February 02, 2022
February 02, 2022
What is a cookie?
Cookies are files or text files that contain small amounts of information that are downloaded and stored on the user's device, through their browser, when they visit a web page.
Cookies can be categorised according to the purpose they serve. There are cookies that are strictly necessary for the website to function. Other cookies collect statistical information to analyse the use of the website and its performance, to ensure the availability of additional features to the website, or to save the visitor's preferences, regarding navigation, whenever using the same device. Finally, there are cookies that may serve to measure the success of applications and the effectiveness of third-party advertising.
What are cookies used for?
The main objective of cookies is to simplify navigation and allow the user to make better use of the website. For this purpose, the user gets recognised whenever they access the site. This eliminates the need to enter the same information repeatedly and leads to faster, more efficient, and better quality navigation. The information collected by cookies also helps webmasters to improve a website by enabling them to monitor the web pages on the website.
We, committed to our privacy statements, have no interest in collecting the cookies of our users. As such, we use a tool that ensures all the site measurements are carried out absolutely anonymously, but we want you to be informed of the process.
What do we measure with Plausible Analytics?
We use Plausible Analytics to measure data on our website. Plausible Analytics is an “open-source project dedicated to making web analytics more privacy-friendly.” We use Plausible Analytics to measure only the most essential data points and nothing else and, despite not being considered Personal Data, we want you to be aware of this.
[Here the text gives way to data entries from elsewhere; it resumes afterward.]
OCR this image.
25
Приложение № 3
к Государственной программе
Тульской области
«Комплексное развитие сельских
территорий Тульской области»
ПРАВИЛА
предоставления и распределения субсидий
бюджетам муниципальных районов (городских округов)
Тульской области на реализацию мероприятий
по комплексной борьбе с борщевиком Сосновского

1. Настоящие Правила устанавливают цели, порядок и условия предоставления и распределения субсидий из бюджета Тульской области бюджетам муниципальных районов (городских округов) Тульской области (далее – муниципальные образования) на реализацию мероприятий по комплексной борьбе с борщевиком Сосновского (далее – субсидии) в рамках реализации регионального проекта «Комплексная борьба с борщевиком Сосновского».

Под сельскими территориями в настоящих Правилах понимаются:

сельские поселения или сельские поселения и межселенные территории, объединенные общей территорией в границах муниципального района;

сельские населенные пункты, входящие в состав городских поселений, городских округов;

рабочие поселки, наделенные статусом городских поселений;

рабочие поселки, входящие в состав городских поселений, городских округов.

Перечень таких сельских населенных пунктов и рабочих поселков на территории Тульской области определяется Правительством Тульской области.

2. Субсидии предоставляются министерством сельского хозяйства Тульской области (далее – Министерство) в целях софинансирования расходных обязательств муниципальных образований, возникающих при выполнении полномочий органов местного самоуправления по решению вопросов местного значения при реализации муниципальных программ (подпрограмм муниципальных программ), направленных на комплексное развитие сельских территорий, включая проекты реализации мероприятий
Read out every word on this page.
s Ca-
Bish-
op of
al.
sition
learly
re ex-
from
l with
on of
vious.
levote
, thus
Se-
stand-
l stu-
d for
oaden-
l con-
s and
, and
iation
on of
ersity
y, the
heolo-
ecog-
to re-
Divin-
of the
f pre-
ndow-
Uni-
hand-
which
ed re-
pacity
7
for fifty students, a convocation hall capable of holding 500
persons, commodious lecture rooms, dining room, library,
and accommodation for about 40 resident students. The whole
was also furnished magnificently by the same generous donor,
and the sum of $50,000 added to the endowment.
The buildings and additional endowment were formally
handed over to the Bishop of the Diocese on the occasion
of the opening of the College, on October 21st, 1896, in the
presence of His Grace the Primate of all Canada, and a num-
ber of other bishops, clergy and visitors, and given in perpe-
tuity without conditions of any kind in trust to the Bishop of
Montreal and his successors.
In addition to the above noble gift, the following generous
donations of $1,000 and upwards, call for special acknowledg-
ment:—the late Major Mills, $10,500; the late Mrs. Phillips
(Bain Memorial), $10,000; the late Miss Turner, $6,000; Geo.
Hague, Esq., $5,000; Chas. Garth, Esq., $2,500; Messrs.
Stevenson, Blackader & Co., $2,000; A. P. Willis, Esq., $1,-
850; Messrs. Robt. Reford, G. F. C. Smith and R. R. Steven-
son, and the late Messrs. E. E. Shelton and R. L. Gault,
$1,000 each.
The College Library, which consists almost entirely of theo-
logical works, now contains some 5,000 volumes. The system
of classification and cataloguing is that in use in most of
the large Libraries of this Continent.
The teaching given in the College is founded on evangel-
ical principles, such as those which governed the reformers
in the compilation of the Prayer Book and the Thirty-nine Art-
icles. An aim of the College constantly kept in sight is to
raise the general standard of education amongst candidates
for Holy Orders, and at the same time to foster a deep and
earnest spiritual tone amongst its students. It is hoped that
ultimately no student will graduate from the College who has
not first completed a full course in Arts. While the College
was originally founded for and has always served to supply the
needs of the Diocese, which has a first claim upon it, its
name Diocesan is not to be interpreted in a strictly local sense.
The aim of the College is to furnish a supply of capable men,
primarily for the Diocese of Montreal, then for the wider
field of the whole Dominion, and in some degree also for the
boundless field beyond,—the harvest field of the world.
So you’re fully aware of how we use Plausible Analytics to measure data, below we’ve provided the complete list of what we do collect and store (even though it’s is not considered, technically, a cookie technology) about our website visitors:
- Page URL: We track the page URL of each page view on our website. We use this to check which pages have been viewed and how many times a particular page has been viewed. The hostname and path are collected. Query parameters are discarded, except for these special query parameters: ref=, source=, utm_source=, utm_medium= and utm_campaign=.
- HTTP Referer: We use the referrer string to tell us how many visitors have been referred to our website from links on other sites.
- Browser: We use the referrer string to show us the number of visitors referred to our website from links on other sites.
- Operating system: We use this to understand what operating systems people use when visiting our website. We show the brand of the operating system and the version number. This is derived from the User-Agent HTTP header. The full User-Agent is discarded.
- Device type: We use this to know what devices people use when visiting our website. This is derived from window.innerWidth. The actual width of the browser in pixels is discarded.
- Visitor Country: We look up the visitor’s country of origin (the country they are in when they access our website) using the Plausible tool to check the IP address of the visitor. We do not track anything more granular than the country of origin and the IP address of the visitor is discarded. We never store IP addresses in our database or logs.
As an IP address might be considered as Personal Data (if known with any technical change) we use Plausible Analytics, to maintain a reasonable balance between de-duplicating pageviews and staying respectful of visitor privacy.
How we ensure a balance between de-duplicating pageviews and visitor privacy
Every single HTTP request sends the IP address and the User-Agent to the server, so that's what we use to ensure a balance between de-duplicating pageviews and visitor privacy. We generate a daily changing identifier using the visitor’s IP address and User-Agent. To anonymize these datapoints and make them impossible to relate back to the user, we run them through a hash function with a rotating salt.
This generates a random string of letters and numbers that are used to calculate unique visitor numbers for the day. The raw data IP address and User-Agent are never stored in our logs, databases, or anywhere on disk at all.
Old salts are deleted every 24 hours to avoid the possibility of linking visitor information from one day to the next. Deleting used salts also removes the possibility of the original IP addresses being revealed in a brute-force attack. The raw IP address and User-Agent are rendered completely inaccessible to anyone, including ourselves.